Più pensava alla notte passata insonne, più poteva ricordarne di meno.

Si accorse di essersi addormentato sul parquet, e che probabilmente aveva dormito più del dovuto.

Lanciò un’occhiata all’orologio, segnava le undici e venti.

Una morsa allo stomaco.

Era il quarto giorno consecutivo che saltava gli allenamenti e non aveva nemmeno dato l’avviso a nessuno dei quattro, stava solo peggiorando le cose.

Si precipitò a bussare in camera sua, ma non ricevette alcuna risposta.

Passò alle terme, alla piscina, al campo da tennis, nella sala da thè, in quella ristorante, nel parcheggio e infine nella reception.

Se non l’avesse trovato lì, sarebbe corso all’Ice Castle.

 

“Mamma! Mamma dov’è Vik…mamma?”

Il suo sguardo la colpì.

Era…delusa. Triste e delusa.

Non disse nulla, gli passò un foglio e andò via, bisbigliandogli un “Vedi, l’orgoglio cosa crea?”  e lasciò la sala.

Leggere il solo primo rigo, fu come essere stato travolto da un camion in pieno:

 

“Non mi aspettavo di ricevere questa pugnalata di sfiducia, dritto nelle vene.

Non me l’aspettavo.

Molto probabilmente ho solo giocato, ho sbagliato a mettermi col pensiero di vederti sul podio con una medaglia d’oro.

Stavo solo sognando.

Amo pattinare e creare sequenze, ma ad insegnare faccio pena.

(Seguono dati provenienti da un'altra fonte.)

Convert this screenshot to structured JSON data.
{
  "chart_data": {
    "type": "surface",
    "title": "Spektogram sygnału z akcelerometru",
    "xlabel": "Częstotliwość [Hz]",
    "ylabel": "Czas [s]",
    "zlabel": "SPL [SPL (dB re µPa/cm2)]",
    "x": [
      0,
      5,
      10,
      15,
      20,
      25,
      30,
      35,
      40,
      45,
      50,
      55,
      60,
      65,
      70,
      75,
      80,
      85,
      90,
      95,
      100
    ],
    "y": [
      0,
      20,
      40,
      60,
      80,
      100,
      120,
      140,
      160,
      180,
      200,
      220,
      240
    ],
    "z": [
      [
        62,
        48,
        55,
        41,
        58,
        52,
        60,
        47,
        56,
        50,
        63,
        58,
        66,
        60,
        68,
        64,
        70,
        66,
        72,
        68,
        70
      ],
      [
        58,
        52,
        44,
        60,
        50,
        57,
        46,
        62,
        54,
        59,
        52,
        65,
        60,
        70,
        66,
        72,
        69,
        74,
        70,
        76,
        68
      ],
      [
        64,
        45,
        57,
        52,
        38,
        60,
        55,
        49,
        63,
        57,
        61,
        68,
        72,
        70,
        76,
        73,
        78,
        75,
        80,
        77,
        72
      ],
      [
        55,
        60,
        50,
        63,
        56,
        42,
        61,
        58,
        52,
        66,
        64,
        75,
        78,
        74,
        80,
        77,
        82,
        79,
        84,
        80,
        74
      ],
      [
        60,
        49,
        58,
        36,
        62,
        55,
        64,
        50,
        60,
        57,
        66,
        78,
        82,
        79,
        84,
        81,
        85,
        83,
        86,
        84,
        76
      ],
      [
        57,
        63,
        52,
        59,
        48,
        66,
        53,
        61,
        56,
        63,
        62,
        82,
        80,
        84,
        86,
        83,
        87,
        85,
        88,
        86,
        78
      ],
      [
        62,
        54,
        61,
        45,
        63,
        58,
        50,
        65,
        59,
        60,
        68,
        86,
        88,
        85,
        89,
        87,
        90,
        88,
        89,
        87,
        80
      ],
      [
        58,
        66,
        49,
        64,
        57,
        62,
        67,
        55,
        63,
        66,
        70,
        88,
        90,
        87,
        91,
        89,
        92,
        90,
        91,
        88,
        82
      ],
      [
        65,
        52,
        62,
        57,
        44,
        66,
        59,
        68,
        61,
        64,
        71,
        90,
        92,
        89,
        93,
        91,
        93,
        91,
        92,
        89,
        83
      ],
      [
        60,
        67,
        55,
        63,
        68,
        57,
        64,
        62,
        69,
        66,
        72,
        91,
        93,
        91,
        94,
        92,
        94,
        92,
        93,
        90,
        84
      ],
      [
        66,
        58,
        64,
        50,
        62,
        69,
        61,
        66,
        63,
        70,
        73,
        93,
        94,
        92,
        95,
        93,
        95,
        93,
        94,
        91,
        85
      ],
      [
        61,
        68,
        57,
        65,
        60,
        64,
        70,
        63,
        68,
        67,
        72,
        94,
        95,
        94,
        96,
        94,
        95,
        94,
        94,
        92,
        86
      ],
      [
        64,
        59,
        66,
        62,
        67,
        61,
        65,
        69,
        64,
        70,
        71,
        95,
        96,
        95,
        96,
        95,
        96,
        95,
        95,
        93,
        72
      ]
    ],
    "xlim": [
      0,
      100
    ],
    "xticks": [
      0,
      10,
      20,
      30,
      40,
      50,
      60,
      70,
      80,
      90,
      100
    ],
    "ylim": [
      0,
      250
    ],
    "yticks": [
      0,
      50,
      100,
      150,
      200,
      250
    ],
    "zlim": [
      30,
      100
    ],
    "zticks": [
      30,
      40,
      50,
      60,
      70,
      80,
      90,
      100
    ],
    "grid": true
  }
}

Eppure, se mi preoccupassi di quale sia la cosa giusta, finirebbero entrambe per essere sbagliate.

Non sono riuscito a leggere la tua immaginazione e ad aiutarti, mi dispiace.

È stato davvero un piacere conoscerti, spero prima o poi di vederti gareggiare, ma chissà.

 

L’anno che ho preso potrebbe prolungarsi anche più.

Sei una persona determinata quando vuoi, spero per te tutto il bene del mondo.

Viktor”

 

Se n’era andato.

Per colpa sua.

Se n’era andato, e con lui, l’unica occasione di riacquistare un po’ di dignità.

 

“Cadrai, cadrai come questa goccia d’acqua che casca sul pavimento”

 

Ricordò.

E improvvisamente, i suoi occhi rotearono all’indietro, e tutto si fece buio.